The tangential stress of surrounding rocks is large on tunnel walls. While from tunnel walls to the interior of surrounding rocks, the tangential stress declines and approaches the in situ stress in a gradient manner. To study the influences of stress gradient on the failure mechanism of rockbursts, a mesoscopic model was established based on the discrete element software particle flow code (PFC). The model was used to simulate rockburst disasters in the loading process of gradient stresses and analyze the failure modes and energy evolution process under different gradient stresses. Using the PFC platform, an acoustic emission (AE)–based simulation method at the mesoscopic scale was proposed according to the moment tensor theory to explore features of AE events, including the spatio-temporal distribution and fracture strength of the model during rockbursts. By analyzing the failure process, the increase in the applied stress gradient is found to accelerate the deterioration process of materials and promotes samples to fracture rapidly along dominant main cracks.

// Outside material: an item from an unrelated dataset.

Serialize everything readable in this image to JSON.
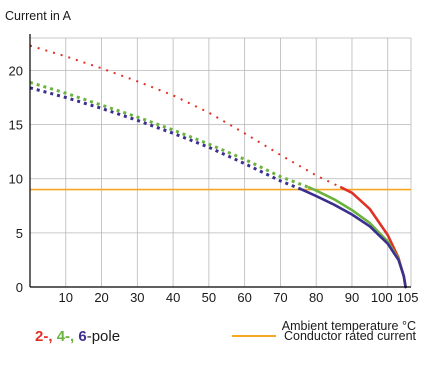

The number of derivative cracks and the total number of cracks are significantly reduced, and the model shows a change from tensile failure to shear failure. As the applied stress gradient grows, the proportion of elastic energy storage in the model increases before a rockburst, and the rate of release of energy rises accordingly during the rockburst. The AE count at fracture points on the unloading face of the model is normally distributed with changes in the strength M, and the overall AE intensity is enhanced as the gradient increases.